Martín Prieto

La ley de Lynch

El linchamiento ha servido para casi cualquier cosa desde que en el siglo XVIII recibiera su nombre de un juez virginiano, pero su práctica se popularizó en los territorios del Oeste sobre los cuatreros. Tuvo alguna lógica cuando el caballo suponía la diferencia entre la vida y la muerte y su robo se penaba con la horca sin juicio. Los caballos valían más que los hombres. Por muchos que sean los indicios ni los jueces ni la Agencia Tributaria saben si Rodrigo Rato ha cometido los delitos que se le reprochan porque no empuña la pistola humeante, no hay flagrancia, y las sentencias son exclusivas de los tribunales.
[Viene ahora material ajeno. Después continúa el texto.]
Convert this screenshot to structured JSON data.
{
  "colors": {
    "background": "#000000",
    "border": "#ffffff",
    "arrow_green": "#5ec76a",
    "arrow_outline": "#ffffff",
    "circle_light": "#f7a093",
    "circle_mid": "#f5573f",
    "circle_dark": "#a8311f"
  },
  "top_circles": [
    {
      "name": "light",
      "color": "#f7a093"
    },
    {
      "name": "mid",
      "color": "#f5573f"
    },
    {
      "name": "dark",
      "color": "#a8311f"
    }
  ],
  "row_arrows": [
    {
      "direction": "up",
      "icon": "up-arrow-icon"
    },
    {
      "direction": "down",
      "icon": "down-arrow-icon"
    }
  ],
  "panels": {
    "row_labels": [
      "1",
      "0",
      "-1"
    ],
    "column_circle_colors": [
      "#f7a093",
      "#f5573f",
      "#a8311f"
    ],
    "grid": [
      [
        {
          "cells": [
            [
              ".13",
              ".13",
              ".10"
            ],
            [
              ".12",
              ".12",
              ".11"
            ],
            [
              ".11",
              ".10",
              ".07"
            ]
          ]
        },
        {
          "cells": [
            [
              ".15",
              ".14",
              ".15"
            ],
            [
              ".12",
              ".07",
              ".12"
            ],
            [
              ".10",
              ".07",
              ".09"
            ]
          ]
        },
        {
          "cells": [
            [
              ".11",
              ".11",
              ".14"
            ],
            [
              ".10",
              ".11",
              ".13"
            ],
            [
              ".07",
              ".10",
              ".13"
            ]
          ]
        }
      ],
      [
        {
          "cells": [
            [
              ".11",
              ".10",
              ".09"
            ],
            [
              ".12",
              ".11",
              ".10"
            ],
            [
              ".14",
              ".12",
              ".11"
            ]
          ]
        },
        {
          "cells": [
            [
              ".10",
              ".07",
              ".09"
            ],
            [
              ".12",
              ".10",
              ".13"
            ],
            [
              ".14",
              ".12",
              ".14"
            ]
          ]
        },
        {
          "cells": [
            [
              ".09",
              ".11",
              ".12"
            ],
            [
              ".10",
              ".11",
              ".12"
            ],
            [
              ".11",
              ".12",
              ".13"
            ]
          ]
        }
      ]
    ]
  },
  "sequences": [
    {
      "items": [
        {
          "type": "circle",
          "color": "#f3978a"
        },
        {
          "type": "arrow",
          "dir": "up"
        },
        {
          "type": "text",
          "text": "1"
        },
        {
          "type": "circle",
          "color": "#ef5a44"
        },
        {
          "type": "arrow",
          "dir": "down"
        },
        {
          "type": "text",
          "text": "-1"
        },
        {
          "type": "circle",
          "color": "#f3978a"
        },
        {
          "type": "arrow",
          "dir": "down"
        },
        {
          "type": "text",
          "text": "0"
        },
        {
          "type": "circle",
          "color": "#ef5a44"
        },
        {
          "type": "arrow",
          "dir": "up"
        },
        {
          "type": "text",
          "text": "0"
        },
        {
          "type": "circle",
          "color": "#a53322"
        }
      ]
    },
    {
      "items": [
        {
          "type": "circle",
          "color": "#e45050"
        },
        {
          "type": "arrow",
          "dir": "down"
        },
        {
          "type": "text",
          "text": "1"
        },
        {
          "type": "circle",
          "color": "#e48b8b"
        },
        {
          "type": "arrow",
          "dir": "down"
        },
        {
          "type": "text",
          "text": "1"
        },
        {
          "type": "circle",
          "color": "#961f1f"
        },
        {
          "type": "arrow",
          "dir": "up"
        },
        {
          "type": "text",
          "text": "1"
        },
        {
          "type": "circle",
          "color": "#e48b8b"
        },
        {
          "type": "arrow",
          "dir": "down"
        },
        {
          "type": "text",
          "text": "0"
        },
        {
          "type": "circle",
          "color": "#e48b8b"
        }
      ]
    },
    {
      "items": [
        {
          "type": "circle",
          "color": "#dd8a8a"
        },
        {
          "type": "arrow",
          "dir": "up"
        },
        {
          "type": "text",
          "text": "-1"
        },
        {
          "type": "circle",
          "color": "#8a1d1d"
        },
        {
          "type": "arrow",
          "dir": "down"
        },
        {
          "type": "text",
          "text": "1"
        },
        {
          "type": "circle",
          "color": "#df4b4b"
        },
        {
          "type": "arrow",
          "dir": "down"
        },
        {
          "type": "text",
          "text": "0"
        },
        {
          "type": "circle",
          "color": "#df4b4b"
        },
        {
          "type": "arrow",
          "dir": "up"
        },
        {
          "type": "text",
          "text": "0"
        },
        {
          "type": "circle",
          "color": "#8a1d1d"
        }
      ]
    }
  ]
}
Los medios de comunicación no han acosado a Rato y han cumplido, preavisados, con su obligación dada la relevancia de un vicepresidente económico y director gerente del FMI, pero la Policía ha actuado como en el viejo Oeste. No se trataba de detener a Rodrigo Rato, controlar la resistencia de un hombre de 66 años o evitar su inverosímil fuga, sino de garantizar su presencia en los registros de su domicilio y su despacho tal como ordena la Ley.

Demasiados policías para llamar al timbre e innecesario el gesto de cubrirle el occipucio a Rato como si fuera a autolesionarse con la puerta del coche y denunciar brutalidad policial. Debería saberse quién fue el jefe de pista de este circo, por el caso que nos ocupa y por el de quien pesca en ruin barca, porque no se deben montar estos operativos sin que medie peligro cierto de violencia. Rato es una incógnita judicial pero ya ha padecido la ley de Lynch, de la que se libran, como ha de ser, el clan Pujol o Miguel Blesa. Por lo demás, la corrupción es de fondo, moral, no unipartidaria o unipersonal y de larga data. No bastarán los juzgados para erradicarla. Cervantes, Fénix de los ingenios, fue recaudador de tributos y penó en cárcel por robar dinero público.